As far as genuine misery goes, we could be Socialist Venezuela (actually, we might be on the way if Hillary or Bernie wins).
That South American country tops Bloomberg’s “Misery List” this year, surpassing the second-comer by a magnitude of four.
Inflation is at a mind-boggling 98.3 percent – giving it a “point” ranking of 159.7, nearly four times higher than Argentina.
The global drop in oil prices – where Venezuela gets 95 percent of its revenue – is partially to blame, but Nicholas Maduro’s socialist command economy is making the situation unfathomably worse.
Rounding the top five are three countries with skyrocketing unemployment; South Africa, Greece and the Ukraine.

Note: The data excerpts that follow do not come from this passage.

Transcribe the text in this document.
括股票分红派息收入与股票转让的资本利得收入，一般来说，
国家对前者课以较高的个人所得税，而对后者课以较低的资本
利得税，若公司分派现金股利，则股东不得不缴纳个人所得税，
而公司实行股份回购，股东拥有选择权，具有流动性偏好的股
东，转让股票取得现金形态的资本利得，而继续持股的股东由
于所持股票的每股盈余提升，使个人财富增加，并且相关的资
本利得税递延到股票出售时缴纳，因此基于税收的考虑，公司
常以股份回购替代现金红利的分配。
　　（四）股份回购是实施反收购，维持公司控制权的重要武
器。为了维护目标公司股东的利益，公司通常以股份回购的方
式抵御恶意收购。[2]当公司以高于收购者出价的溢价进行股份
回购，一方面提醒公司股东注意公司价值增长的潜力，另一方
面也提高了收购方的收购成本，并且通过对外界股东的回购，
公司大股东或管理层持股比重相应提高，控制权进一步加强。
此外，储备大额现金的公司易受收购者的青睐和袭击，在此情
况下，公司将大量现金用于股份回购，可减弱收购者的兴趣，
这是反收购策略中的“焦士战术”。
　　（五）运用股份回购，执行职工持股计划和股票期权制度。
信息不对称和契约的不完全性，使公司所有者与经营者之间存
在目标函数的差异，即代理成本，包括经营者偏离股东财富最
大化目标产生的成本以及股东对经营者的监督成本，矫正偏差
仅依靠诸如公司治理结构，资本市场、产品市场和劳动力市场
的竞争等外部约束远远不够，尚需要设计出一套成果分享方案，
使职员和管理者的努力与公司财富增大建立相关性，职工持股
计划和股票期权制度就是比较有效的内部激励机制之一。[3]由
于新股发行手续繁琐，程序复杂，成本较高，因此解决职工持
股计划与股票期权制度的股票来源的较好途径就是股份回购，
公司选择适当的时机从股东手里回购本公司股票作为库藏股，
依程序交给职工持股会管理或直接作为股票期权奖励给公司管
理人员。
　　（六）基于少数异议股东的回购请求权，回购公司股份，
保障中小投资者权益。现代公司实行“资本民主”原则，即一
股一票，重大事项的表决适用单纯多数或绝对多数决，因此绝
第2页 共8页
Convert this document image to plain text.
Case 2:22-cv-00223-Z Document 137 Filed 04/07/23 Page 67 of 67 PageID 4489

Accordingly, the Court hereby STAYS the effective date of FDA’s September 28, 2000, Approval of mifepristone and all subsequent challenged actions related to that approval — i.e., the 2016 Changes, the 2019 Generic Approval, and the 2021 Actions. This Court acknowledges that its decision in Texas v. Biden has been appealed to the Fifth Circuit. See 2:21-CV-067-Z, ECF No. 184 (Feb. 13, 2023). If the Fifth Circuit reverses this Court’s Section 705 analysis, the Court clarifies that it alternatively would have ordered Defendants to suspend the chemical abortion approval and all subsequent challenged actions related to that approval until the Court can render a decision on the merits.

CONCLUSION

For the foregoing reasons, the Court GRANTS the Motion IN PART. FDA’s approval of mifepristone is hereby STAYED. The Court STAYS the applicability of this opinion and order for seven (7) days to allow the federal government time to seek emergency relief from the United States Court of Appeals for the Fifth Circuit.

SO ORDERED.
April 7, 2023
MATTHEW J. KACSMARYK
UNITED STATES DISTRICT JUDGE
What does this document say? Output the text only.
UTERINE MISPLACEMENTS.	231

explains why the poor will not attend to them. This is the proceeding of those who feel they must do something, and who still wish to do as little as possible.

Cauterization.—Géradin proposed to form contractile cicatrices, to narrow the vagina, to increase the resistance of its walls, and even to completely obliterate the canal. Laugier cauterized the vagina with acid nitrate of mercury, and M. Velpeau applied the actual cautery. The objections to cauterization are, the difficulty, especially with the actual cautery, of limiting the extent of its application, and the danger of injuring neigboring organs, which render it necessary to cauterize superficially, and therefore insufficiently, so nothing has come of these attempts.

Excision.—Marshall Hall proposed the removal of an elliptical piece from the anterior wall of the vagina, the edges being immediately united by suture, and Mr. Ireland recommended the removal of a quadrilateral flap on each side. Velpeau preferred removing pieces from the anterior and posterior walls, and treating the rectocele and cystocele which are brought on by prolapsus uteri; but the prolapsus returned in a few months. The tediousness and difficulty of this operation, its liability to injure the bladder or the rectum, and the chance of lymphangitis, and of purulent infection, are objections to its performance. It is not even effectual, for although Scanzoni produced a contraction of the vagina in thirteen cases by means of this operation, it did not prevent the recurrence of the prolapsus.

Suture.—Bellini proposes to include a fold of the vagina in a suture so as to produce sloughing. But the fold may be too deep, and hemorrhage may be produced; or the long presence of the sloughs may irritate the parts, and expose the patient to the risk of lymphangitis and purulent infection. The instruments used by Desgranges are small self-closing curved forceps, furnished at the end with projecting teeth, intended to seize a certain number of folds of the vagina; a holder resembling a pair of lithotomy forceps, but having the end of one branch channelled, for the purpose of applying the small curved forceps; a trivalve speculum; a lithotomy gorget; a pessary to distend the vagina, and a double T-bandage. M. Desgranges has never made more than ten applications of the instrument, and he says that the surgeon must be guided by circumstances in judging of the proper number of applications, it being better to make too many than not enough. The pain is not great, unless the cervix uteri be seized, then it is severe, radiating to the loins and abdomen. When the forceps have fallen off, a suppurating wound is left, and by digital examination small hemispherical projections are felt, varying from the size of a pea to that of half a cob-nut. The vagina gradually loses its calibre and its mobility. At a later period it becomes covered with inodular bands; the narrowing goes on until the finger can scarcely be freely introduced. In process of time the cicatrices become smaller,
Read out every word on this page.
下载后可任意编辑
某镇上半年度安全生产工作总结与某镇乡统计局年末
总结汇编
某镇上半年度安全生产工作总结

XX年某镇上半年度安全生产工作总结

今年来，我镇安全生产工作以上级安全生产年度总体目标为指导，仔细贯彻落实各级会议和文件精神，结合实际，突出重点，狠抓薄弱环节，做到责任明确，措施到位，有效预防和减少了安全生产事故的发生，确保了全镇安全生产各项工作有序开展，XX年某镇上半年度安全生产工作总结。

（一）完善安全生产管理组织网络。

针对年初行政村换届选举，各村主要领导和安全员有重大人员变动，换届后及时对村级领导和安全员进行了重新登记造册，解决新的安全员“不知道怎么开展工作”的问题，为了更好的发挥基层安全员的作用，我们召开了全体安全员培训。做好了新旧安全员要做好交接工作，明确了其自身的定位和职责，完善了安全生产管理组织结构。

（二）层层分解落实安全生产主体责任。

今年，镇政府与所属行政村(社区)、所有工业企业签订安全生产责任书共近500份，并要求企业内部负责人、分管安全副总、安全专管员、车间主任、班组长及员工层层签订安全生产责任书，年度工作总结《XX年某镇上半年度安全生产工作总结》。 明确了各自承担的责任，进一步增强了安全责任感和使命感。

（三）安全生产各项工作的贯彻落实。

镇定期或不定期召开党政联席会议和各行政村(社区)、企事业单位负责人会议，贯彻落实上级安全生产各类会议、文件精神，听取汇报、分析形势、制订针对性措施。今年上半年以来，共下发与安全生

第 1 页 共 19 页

Greece is also in the midst of a refugee crisis and the Ukraine is in a quasi-civil war with Russia taking sides.
The United States, on the other hand, is actually listed as one of the least miserable countries, but there are better.
The “least miserable” economy, according to Bloomberg, is Thailand, followed by Singapore, Switzerland, Japan and Taiwan. They each have “misery index” numbers below 5.0. The United States stands at 6.4, wedged in between Iceland and Malaysia.
The economic misery index doesn’t take into account the actual freedom that people enjoy. Communist China, for example, is listed at 5.8, better than the United States.
Elsewhere in the world, the picture isn’t quite as bleak. There were success stories last year, with Poland ranking No. 42 on the scale, versus a No. 19 spot initially projected at the start of 2015, in part due to lower-than-expected joblessness. But 2016 might see Poland climb the misery index amid an increasingly uncertain fiscal and economic outlook (including a possible debt downgrade) caused by the new ruling party’s costly campaign promises.
Misery index calculations were compiled using the median estimates in Bloomberg economic surveys from the past three months. Figures for 2015 inflation and unemployment data reflect the average over the year and use the most current data available for each country.